3rd Workshop on Navigating and Addressing Data Problems For Foundation Models (DATA-FM)
Abstract
The past year has witnessed remarkable advances in foundation models (FMs): new post-training paradigms such as reinforcement learning with verifiable rewards (RLVR) that strengthen reasoning, increasingly multimodal and agentic systems, and renewed attention to benchmark design and evaluation. Each of these advances depends on distinct data innovations: verifiable reward signals and reasoning traces for RLVR; aligned cross-modal corpora and interaction logs for multimodality and agency; and leak-resistant, representative test sets for evaluation. Taken together, these dependencies underscore the continuing centrality of data as a design variable at the forefront of FM research. Meanwhile, longstanding challenges in data collection, curation, and synthesis remain unresolved, while concerns surrounding copyright, privacy, and fairness have only intensified.

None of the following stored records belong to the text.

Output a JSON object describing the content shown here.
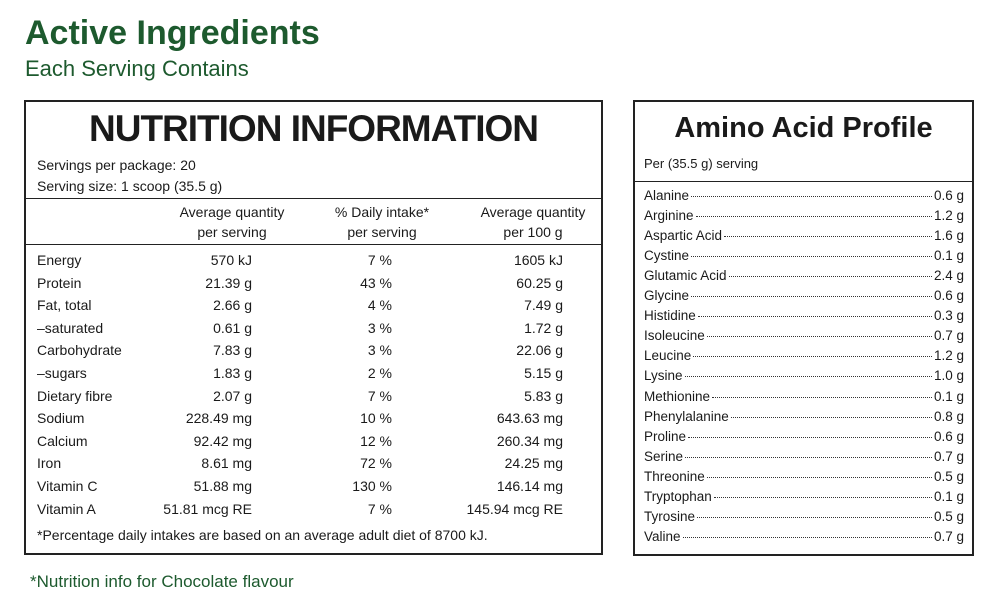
{
  "header": {
    "title": "Active Ingredients",
    "subtitle": "Each Serving Contains"
  },
  "nutrition": {
    "title": "NUTRITION INFORMATION",
    "servings": "Servings per package: 20",
    "serving_size": "Serving size: 1 scoop (35.5 g)",
    "columns": [
      [
        "Average quantity",
        "per serving"
      ],
      [
        "% Daily intake*",
        "per serving"
      ],
      [
        "Average quantity",
        "per 100 g"
      ]
    ],
    "rows": [
      [
        "Energy",
        "570 kJ",
        "7 %",
        "1605 kJ"
      ],
      [
        "Protein",
        "21.39 g",
        "43 %",
        "60.25 g"
      ],
      [
        "Fat, total",
        "2.66 g",
        "4 %",
        "7.49 g"
      ],
      [
        "–saturated",
        "0.61 g",
        "3 %",
        "1.72 g"
      ],
      [
        "Carbohydrate",
        "7.83 g",
        "3 %",
        "22.06 g"
      ],
      [
        "–sugars",
        "1.83 g",
        "2 %",
        "5.15 g"
      ],
      [
        "Dietary fibre",
        "2.07 g",
        "7 %",
        "5.83 g"
      ],
      [
        "Sodium",
        "228.49 mg",
        "10 %",
        "643.63 mg"
      ],
      [
        "Calcium",
        "92.42 mg",
        "12 %",
        "260.34 mg"
      ],
      [
        "Iron",
        "8.61 mg",
        "72 %",
        "24.25 mg"
      ],
      [
        "Vitamin C",
        "51.88 mg",
        "130 %",
        "146.14 mg"
      ],
      [
        "Vitamin A",
        "51.81 mcg RE",
        "7 %",
        "145.94 mcg RE"
      ]
    ],
    "footnote": "*Percentage daily intakes are based on an average adult diet of 8700 kJ."
  },
  "amino": {
    "title": "Amino Acid Profile",
    "subtitle": "Per (35.5 g) serving",
    "rows": [
      [
        "Alanine",
        "0.6 g"
      ],
      [
        "Arginine",
        "1.2 g"
      ],
      [
        "Aspartic Acid",
        "1.6 g"
      ],
      [
        "Cystine",
        "0.1 g"
      ],
      [
        "Glutamic Acid",
        "2.4 g"
      ],
      [
        "Glycine",
        "0.6 g"
      ],
      [
        "Histidine",
        "0.3 g"
      ],
      [
        "Isoleucine",
        "0.7 g"
      ],
      [
        "Leucine",
        "1.2 g"
      ],
      [
        "Lysine",
        "1.0 g"
      ],
      [
        "Methionine",
        "0.1 g"
      ],
      [
        "Phenylalanine",
        "0.8 g"
      ],
      [
        "Proline",
        "0.6 g"
      ],
      [
        "Serine",
        "0.7 g"
      ],
      [
        "Threonine",
        "0.5 g"
      ],
      [
        "Tryptophan",
        "0.1 g"
      ],
      [
        "Tyrosine",
        "0.5 g"
      ],
      [
        "Valine",
        "0.7 g"
      ]
    ]
  },
  "footer": "*Nutrition info for Chocolate flavour"
}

Building on the success of the first two DATA-FM workshops at ICLR 2024 and 2025, the third edition will revisit these persistent issues while highlighting emerging ones at the frontiers of post-training, multimodality, and evaluation. By convening researchers and practitioners across diverse research communities, DATA-FM seeks to advance understanding of data’s evolving role in FMs and foster innovative solutions shaping the next generation of models and applications.